Closed AlenBadel closed 5 years ago
There a number of methods that this is reproducible with.
To name a few:
java/util/HashMap.putVal(ILjava/lang/Object;Ljava/lang/Object;ZZ)Ljava/lang/Object
java/util/HashMap.resize()[Ljava/util/HashMap$Node
java/lang/Object.<init>()V
It can be reproduced with simply
java -version
This fails with the following options:
optLevel=noOpt
lastOptIndex=0
disableInlining
count=0
Running through this in gdb, during the transition from execution within the jit compiled method, and fast_jitInstanceOf
the TOC register r2 is attempted to be populated by register r12.
0x7ffff64376e4 <fast_jitInstanceOf(J9VMThread*, J9Class*, j9object_t)> addis r2,r12,60 │*
│0x7ffff64376e8 <fast_jitInstanceOf(J9VMThread*, J9Class*, j9object_t)+4> addi r2,r2,-19940 │*
The address in r12 before these two instructions is not obvious to me, but it is a valid address.
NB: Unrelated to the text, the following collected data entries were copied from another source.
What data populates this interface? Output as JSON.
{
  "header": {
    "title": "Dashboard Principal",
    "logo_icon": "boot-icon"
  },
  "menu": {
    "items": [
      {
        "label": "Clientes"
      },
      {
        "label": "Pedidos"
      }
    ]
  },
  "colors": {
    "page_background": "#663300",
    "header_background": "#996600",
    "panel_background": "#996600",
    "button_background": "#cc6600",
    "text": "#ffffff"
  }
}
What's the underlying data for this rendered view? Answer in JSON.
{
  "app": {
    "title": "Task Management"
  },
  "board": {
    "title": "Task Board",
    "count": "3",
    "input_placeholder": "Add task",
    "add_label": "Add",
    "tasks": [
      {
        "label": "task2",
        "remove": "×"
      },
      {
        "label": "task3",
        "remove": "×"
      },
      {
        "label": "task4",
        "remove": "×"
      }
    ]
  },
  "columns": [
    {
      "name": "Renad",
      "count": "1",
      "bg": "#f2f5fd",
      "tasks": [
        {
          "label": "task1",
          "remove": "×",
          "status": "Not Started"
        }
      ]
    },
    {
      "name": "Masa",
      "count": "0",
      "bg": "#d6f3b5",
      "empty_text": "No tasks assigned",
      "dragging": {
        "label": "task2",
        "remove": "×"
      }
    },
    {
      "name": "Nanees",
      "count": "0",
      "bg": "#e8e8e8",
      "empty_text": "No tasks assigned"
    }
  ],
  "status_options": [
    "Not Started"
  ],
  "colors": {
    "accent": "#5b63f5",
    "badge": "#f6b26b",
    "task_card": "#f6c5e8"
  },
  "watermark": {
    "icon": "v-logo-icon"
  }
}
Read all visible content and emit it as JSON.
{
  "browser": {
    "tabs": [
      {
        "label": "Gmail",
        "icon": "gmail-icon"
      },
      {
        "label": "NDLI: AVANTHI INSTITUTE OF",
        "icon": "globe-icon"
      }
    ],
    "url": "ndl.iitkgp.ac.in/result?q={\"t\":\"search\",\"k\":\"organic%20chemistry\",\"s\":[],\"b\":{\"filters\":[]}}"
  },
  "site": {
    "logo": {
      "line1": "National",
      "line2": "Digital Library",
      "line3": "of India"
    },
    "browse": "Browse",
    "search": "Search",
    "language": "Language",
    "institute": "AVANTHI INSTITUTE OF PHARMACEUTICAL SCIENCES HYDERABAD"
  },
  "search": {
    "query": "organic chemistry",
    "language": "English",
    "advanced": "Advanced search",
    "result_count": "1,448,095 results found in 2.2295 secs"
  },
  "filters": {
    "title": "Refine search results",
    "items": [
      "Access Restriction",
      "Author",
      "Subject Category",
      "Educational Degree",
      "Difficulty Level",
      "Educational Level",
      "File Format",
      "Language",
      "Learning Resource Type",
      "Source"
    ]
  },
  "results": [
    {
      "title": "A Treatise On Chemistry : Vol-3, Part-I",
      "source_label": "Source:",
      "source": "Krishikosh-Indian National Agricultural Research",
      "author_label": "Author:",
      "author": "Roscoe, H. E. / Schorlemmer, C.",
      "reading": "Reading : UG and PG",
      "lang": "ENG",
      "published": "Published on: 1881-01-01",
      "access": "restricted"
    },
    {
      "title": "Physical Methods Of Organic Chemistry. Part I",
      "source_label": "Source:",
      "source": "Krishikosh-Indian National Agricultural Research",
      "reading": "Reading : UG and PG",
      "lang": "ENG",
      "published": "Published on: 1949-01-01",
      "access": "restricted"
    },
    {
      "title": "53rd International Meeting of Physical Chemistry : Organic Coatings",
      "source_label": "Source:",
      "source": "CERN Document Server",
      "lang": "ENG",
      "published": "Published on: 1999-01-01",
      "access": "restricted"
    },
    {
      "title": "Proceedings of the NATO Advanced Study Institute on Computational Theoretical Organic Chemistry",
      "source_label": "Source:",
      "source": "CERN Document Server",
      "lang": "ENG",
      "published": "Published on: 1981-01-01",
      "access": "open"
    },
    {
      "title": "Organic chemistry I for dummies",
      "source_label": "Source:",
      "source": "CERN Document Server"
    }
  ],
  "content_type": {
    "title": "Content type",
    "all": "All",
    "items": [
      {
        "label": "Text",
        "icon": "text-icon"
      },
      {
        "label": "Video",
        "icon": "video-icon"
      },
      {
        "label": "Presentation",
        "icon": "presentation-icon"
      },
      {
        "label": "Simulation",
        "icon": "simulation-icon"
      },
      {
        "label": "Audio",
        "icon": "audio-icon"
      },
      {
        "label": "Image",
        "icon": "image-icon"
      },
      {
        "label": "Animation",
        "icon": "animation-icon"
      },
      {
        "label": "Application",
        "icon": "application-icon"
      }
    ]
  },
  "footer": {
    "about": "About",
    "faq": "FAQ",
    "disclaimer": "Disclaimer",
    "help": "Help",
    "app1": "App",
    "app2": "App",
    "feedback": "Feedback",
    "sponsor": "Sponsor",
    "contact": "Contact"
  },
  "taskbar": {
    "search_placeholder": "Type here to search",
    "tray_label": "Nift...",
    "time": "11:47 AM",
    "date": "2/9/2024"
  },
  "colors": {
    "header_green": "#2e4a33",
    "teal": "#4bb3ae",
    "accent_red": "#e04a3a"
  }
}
After the two instructions above, an invalid (assumed TOC) address is fed into register r2.
As execution eventually reaches inlineCheckCast
we get the exception when the system tries loading from an invalid address inside of register r2.
Backtrace
#0 0x00007ffff56e869c in 00000017.plt_call._ZN12VM_VMHelpers15inlineCheckCastEP7J9ClassS1_b () from /home/abadel/break/new/jdk/lib/compressedrefs/libj9jit29.so
#1 0x00007ffff6437740 in fast_jitInstanceOf (currentThread=0x44500,
castClass=0xa5600, object=0x7ffe03870) at cnathelp.cpp:2676
#2 0x00007fffc03607c4 in ?? ()
#3 0x00007ffff7182e24 in sendClinit (
currentThread=<error reading variable: Cannot access memory at address 0x88>,
clazz=<error reading variable: Cannot access memory at address 0x80>,
reserved1=<error reading variable: Cannot access memory at address 0x78>,
reserved2=<error reading variable: Cannot access memory at address 0x70>,
reserved3=<error reading variable: Cannot access memory at address 0x68>)
at callin.cpp:419
**There's a fair bit of missing debug data in this debug build.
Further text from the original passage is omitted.